The Daily Gleaner of July 15, 1941 reported that, “Pinnacle today is by no means deserted. There are still many women and children occupying the huts thereon, but their spirit might well be broken, now that their male companions are to be charged with assault, etc, and their leader is in hiding from the strong arm of the law.”

The strong arm of the law eventually caught him, for, on August 20, 1941 Leonard Howell was tried again for sedition and sentenced to two years in prison. When he was released in 1943 he returned to The Pinnacle. For almost a decade after his return, The Pinnacle flourished as the residents were left alone to carry on their lives. Trading and farming were their major sources of income, of which they earned a lot. The population also boomed as people saw Pinnacle as a place where they could go to prosper on their own. But the good life was not to last forever.

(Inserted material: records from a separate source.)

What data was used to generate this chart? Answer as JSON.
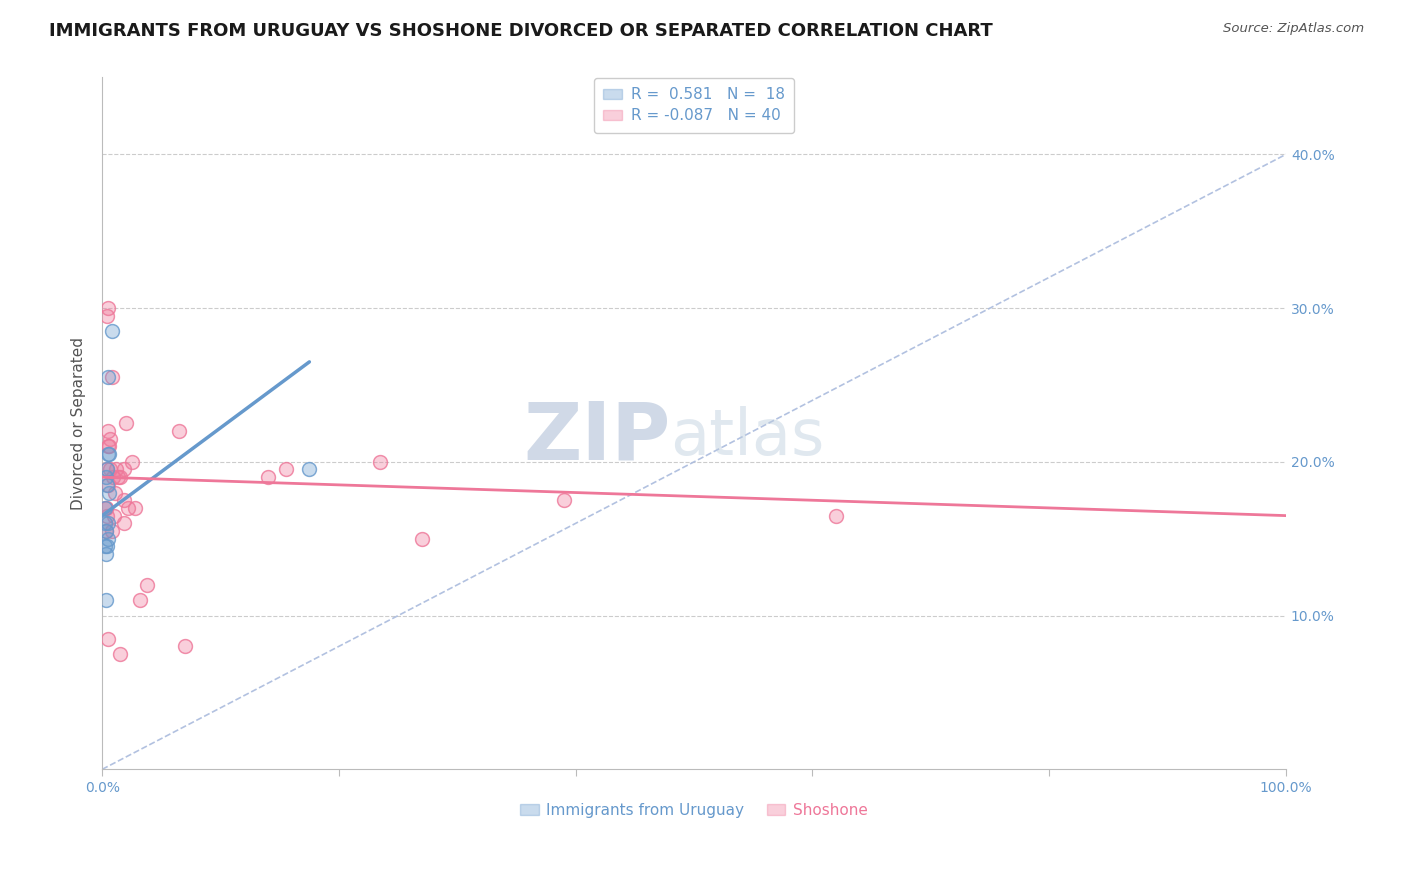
{
  "title": "IMMIGRANTS FROM URUGUAY VS SHOSHONE DIVORCED OR SEPARATED CORRELATION CHART",
  "source": "Source: ZipAtlas.com",
  "ylabel": "Divorced or Separated",
  "xlim": [
    0,
    100
  ],
  "ylim": [
    0,
    45
  ],
  "ytick_vals": [
    0,
    10,
    20,
    30,
    40
  ],
  "xtick_vals": [
    0,
    20,
    40,
    60,
    80,
    100
  ],
  "blue_R": 0.581,
  "blue_N": 18,
  "pink_R": -0.087,
  "pink_N": 40,
  "blue_color": "#6699CC",
  "pink_color": "#EE7799",
  "blue_label": "Immigrants from Uruguay",
  "pink_label": "Shoshone",
  "blue_scatter_x": [
    0.3,
    0.5,
    0.2,
    0.4,
    0.6,
    0.3,
    0.5,
    0.8,
    0.4,
    0.2,
    0.3,
    0.6,
    0.5,
    0.3,
    0.4,
    0.2,
    17.5,
    0.5
  ],
  "blue_scatter_y": [
    19.0,
    25.5,
    17.0,
    18.5,
    20.5,
    15.5,
    16.0,
    28.5,
    19.5,
    14.5,
    14.0,
    18.0,
    20.5,
    11.0,
    14.5,
    16.0,
    19.5,
    15.0
  ],
  "pink_scatter_x": [
    0.4,
    0.5,
    1.5,
    2.0,
    0.8,
    0.5,
    1.8,
    1.2,
    2.8,
    0.3,
    0.7,
    0.5,
    0.9,
    0.3,
    1.8,
    1.3,
    0.8,
    0.4,
    2.5,
    0.6,
    14.0,
    15.5,
    27.0,
    23.5,
    0.5,
    1.0,
    0.3,
    6.5,
    39.0,
    62.0,
    2.2,
    3.8,
    1.5,
    0.5,
    3.2,
    1.8,
    0.4,
    7.0,
    1.1,
    0.7
  ],
  "pink_scatter_y": [
    29.5,
    30.0,
    19.0,
    22.5,
    25.5,
    22.0,
    16.0,
    19.5,
    17.0,
    15.5,
    21.5,
    18.5,
    19.0,
    17.0,
    19.5,
    19.0,
    15.5,
    19.5,
    20.0,
    21.0,
    19.0,
    19.5,
    15.0,
    20.0,
    21.0,
    16.5,
    17.0,
    22.0,
    17.5,
    16.5,
    17.0,
    12.0,
    7.5,
    8.5,
    11.0,
    17.5,
    16.5,
    8.0,
    18.0,
    19.5
  ],
  "blue_trend_x": [
    0.0,
    17.5
  ],
  "blue_trend_y": [
    16.5,
    26.5
  ],
  "pink_trend_x": [
    0.0,
    100.0
  ],
  "pink_trend_y": [
    19.0,
    16.5
  ],
  "diag_line_x": [
    0,
    100
  ],
  "diag_line_y": [
    0,
    40
  ],
  "diag_color": "#AABBDD",
  "grid_color": "#CCCCCC",
  "bg_color": "#FFFFFF",
  "watermark_zip": "ZIP",
  "watermark_atlas": "atlas",
  "title_fontsize": 13,
  "axis_label_fontsize": 11,
  "tick_fontsize": 10,
  "legend_fontsize": 11
}
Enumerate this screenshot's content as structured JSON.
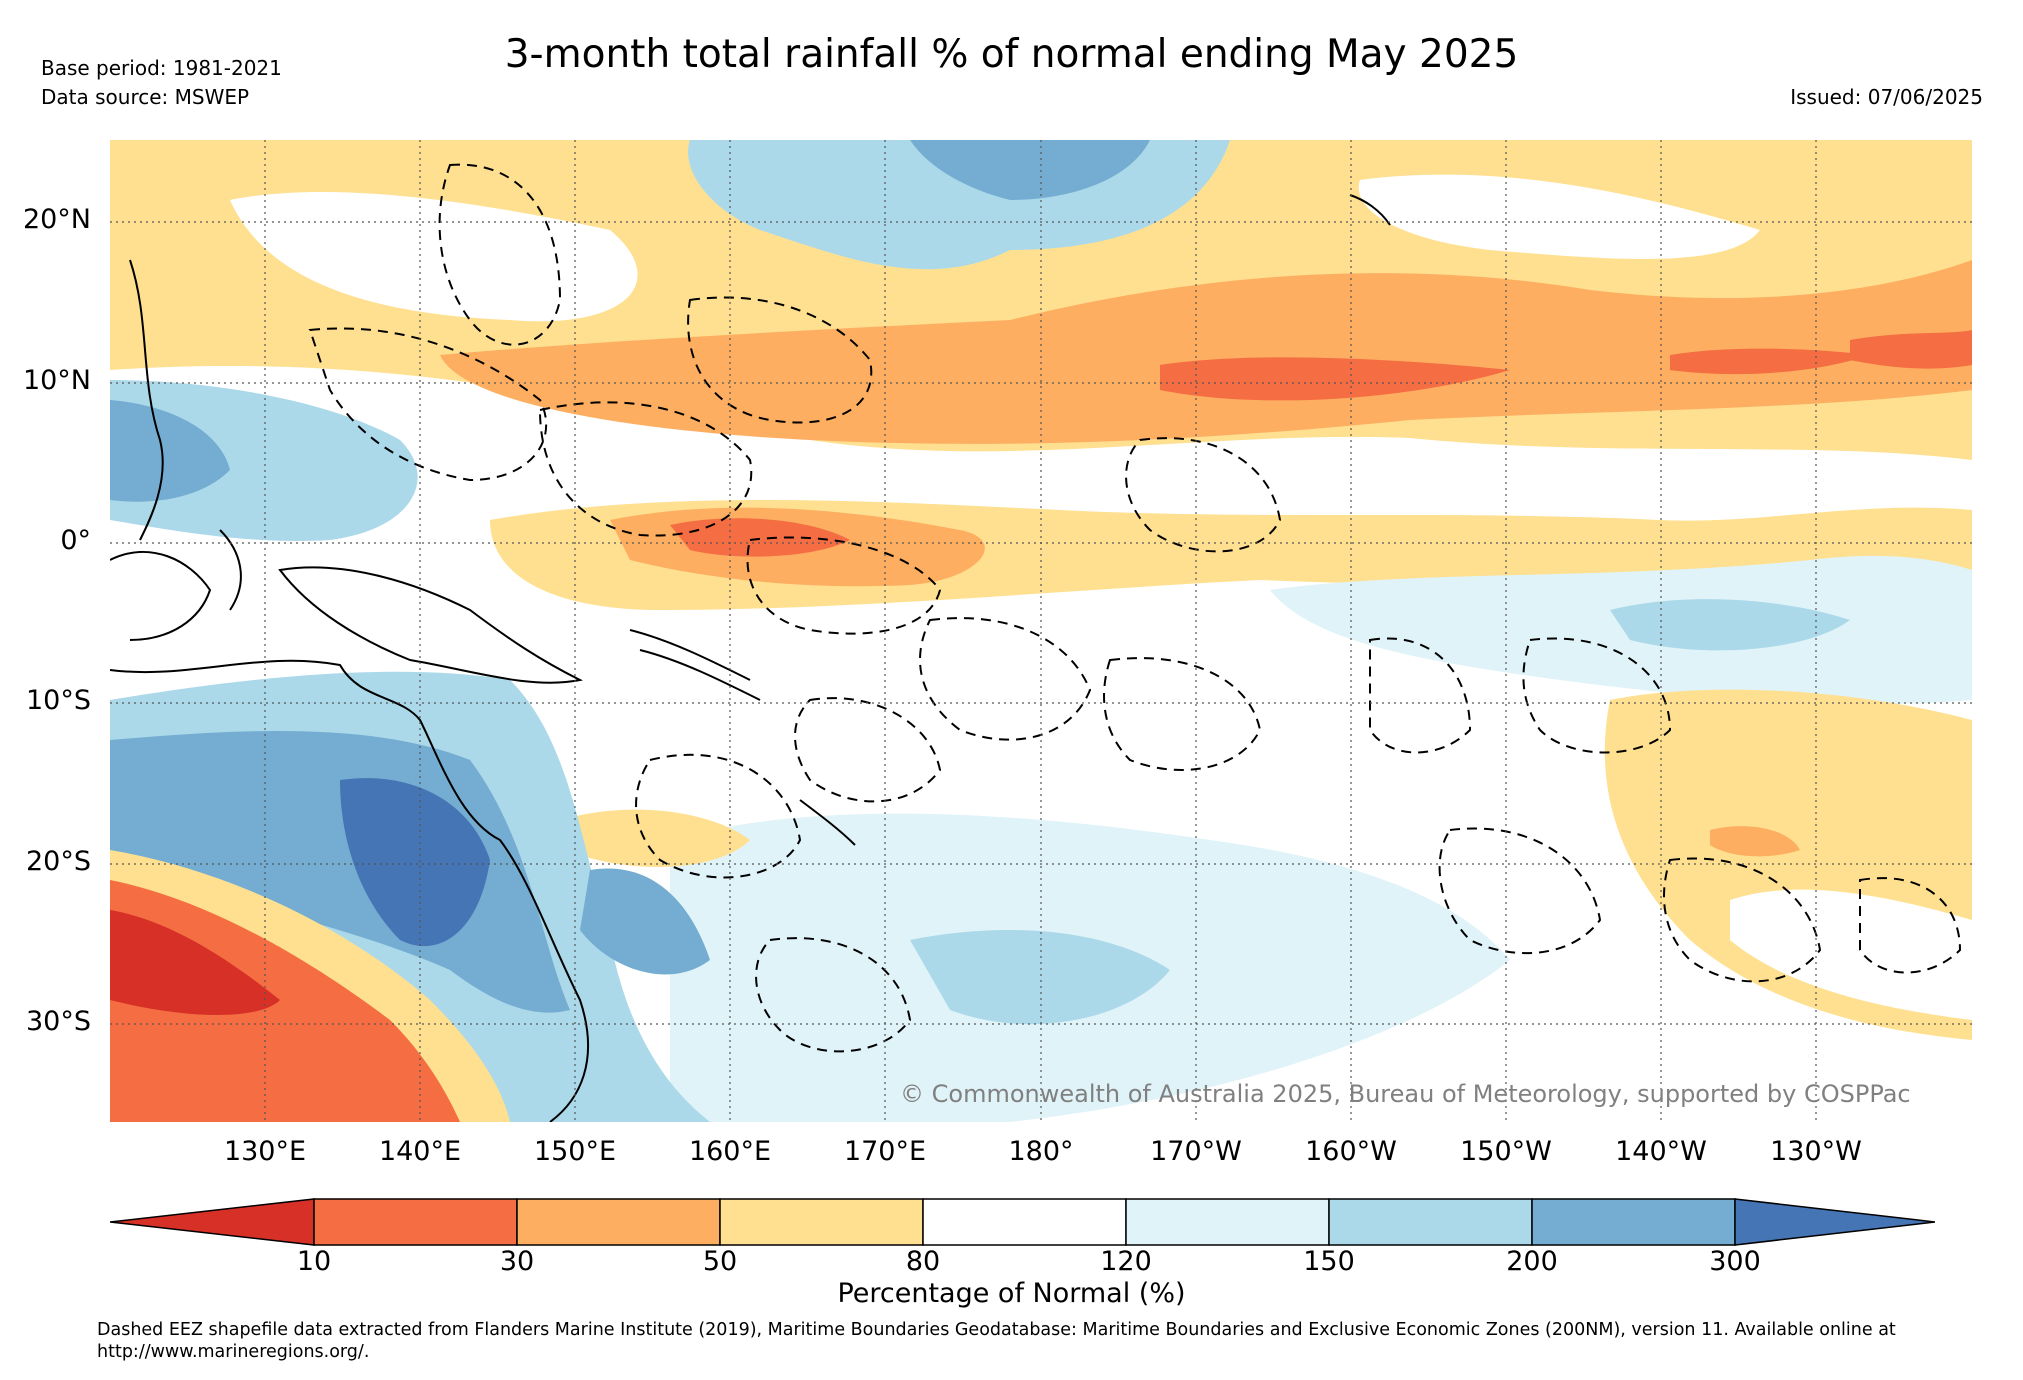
{
  "title": "3-month total rainfall % of normal ending May 2025",
  "base_period": "Base period: 1981-2021",
  "data_source": "Data source: MSWEP",
  "issued": "Issued: 07/06/2025",
  "copyright": "© Commonwealth of Australia 2025, Bureau of Meteorology, supported by COSPPac",
  "map": {
    "lat_labels": [
      "20°N",
      "10°N",
      "0°",
      "10°S",
      "20°S",
      "30°S"
    ],
    "lon_labels": [
      "130°E",
      "140°E",
      "150°E",
      "160°E",
      "170°E",
      "180°",
      "170°W",
      "160°W",
      "150°W",
      "140°W",
      "130°W"
    ]
  },
  "colorbar": {
    "label": "Percentage of Normal (%)",
    "ticks": [
      "10",
      "30",
      "50",
      "80",
      "120",
      "150",
      "200",
      "300"
    ],
    "colors": [
      "#d73027",
      "#f46d43",
      "#fdae61",
      "#fee090",
      "#ffffff",
      "#e0f3f8",
      "#abd9e9",
      "#74add1",
      "#4575b4"
    ]
  },
  "footer": "Dashed EEZ shapefile data extracted from Flanders Marine Institute (2019), Maritime Boundaries Geodatabase: Maritime Boundaries and Exclusive Economic Zones (200NM), version 11. Available online at http://www.marineregions.org/."
}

In 1954, government militia invaded The Pinnacle and completely destroyed the village. The residents fled, but they were to subsequently return. Yet, Pinnacle did not really get back to its heyday. Leonard Howell died in 1981 at age 82, leaving a legacy of a movement that transcends race, colour and class, which has electrifying tentacles all over the world, and which is the subject of many studies, research, college and university papers.

He perhaps had no idea that the movement which he started on the streets of Kingston and St Catherine, and for which he was incarcerated, would have become one of the most influential movements of the 20th and 21st centuries, but, it is indeed.

The raids on The Pinnacle might have stymied operations on the rocky hilltop with the panoramic view, but they did not stop the universal appeal of the messages of Rastafari, a folk religion that was born right here in Jamaica, but evolved into an international movement.